Фаллон знала, что Аларик смотрит на нее, и почувствовала, что краснеет. Ей было неизвестно, рассказывал ли он о несколько своеобразном проявлении гостеприимства с ее стороны. В конце концов она решила, что нет, ибо герцогиня дружелюбно положила руку ей на талию и повела в большой зал замка.

— Фаллон, вы должны называть меня Матильдой. И если испытываете в чем-либо нужду, приходите прямо ко мне.

Матильда была шатенкой с ясными карими глазами. Рядом с загрубевшим в походах мужем она производила впечатление слишком миниатюрной и хрупкой. Однако она обладала удивительной духовной силой, и Фаллон сразу ее полюбила и поверила ей.

В этот вечер Фаллон не удалось рассмотреть зал во всех подробностях. Матильда провела девушку по каменной лестнице и, остановившись перед большой дверью, открыла ее. Это была уютная спальня. На огромной кровати лежала одежда, легкое летнее белье, рубашки, платья, чулки и даже набор мягкой кожаной обуви.

— Вы так добры, — растроганно сказала Фаллон.

— Ну, что вы, — возразила Матильда. — У меня шестеро детей. Я в состоянии присмотреть и еще за одним… И я знаю, что это такое — быть выброшенным на чужой берег, — добавила она тихо.

Затем она помогла Фаллон снять испачканное платье и забраться в бадью. Фаллон чувствовала себя смущенной из-за того, что герцогиня взяла на себя обязанности горничной, однако Матильда была женщиной практичной. И любопытной, как убедилась в том Фаллон.

Ей с трудом верилось, что эта тоненькая стройная женщина родила шестерых детей. Матильда обрадовалась комплименту. Она была так добра и заботлива, что в конечном итоге Фаллон позволила Матильде вымыть ей волосы.

Время летело незаметно. Матильда рассказала о своих детях, чем подвигла Фаллон рассказать о своей матери и братьях. Затем пришла служанка с бульоном и горячим молоком. Пока Матильда с ней разговаривала, Фаллон из стопки белья выбрала длинную рубашку из мягкой белой ткани, надела ее и, забравшись на кровать, закрыла глаза. Ей вспомнилась ночь, которую она провела взаперти в холодной и грязной комнате графа из Понтье. Сейчас же все ей напоминало дом. Постель была мягкой и теплой. Фаллон быстро погрузилась в сладостный сон.

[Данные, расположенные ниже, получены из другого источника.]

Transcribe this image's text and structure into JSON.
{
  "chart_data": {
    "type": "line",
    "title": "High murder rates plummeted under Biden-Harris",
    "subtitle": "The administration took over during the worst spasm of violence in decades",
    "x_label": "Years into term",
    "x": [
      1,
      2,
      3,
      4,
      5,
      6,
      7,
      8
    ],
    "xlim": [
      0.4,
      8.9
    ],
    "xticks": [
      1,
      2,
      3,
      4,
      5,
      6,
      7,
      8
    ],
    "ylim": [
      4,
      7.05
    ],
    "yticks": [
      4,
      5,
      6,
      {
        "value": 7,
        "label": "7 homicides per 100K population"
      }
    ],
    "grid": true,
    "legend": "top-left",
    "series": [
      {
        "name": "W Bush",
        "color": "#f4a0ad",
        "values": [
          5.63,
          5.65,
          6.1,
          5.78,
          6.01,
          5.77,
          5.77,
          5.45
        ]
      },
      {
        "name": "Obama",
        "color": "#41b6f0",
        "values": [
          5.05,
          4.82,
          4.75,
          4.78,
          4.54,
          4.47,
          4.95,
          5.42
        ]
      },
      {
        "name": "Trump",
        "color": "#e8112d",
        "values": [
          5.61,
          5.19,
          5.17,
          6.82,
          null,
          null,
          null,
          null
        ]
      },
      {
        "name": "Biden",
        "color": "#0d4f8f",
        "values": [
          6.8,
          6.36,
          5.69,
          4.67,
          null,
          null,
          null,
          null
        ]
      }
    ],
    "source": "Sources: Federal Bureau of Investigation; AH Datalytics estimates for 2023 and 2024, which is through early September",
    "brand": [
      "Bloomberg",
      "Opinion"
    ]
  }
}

На следующее утро Фаллон узнала, что ее отец вместе с герцогом Вильгельмом и Алариком отправился воевать против Конана из Бретани. Матильда объяснила Фаллон причину войны: герцог хотел помочь Риваллону из Доля и укрепить свои позиции в Сент-Жам-де-Беврон на границе.

Фаллон не верила в то, что Вильгельм пригласил отца участвовать в этой кампании. Матильда пыталась успокоить ее, однако тревога Фаллон не уменьшилась, а дни в нормандском дворце стали казаться длиннее. Фаллон понимала, что герцог не испытывал расположения к Гарольду, и поэтому боялась за отца. Не исключено, что даже Аларик, несмотря на дружеские заверения, поведет себя на поле боя предательски. Фаллон знала, что она и отец пленники, несмотря на всю доброжелательность герцогини. Наибольшую радость Фаллон испытывала от общения с детьми, которых пыталась обучать английскому языку.

Иногда ей позволяли повидаться с дядей Вулфнотом. Она убедилась, что его ни в чем не ущемляют и что он вполне смирился со своим положением.

Он был заложником, но ему оказывали уважение, приличествующее его происхождению и положению.

Через некоторое время разнеслась весть, что Вильгельм со своими рыцарями возвращается домой. Кампания была для герцога победоносной, и гонцы сообщали, что Гарольд показал себя блестящим воином. Нормандские соратники отличали его доблесть и отвагу, а герцог Вильгельм посвятил в нормандские рыцари прямо на поле боя.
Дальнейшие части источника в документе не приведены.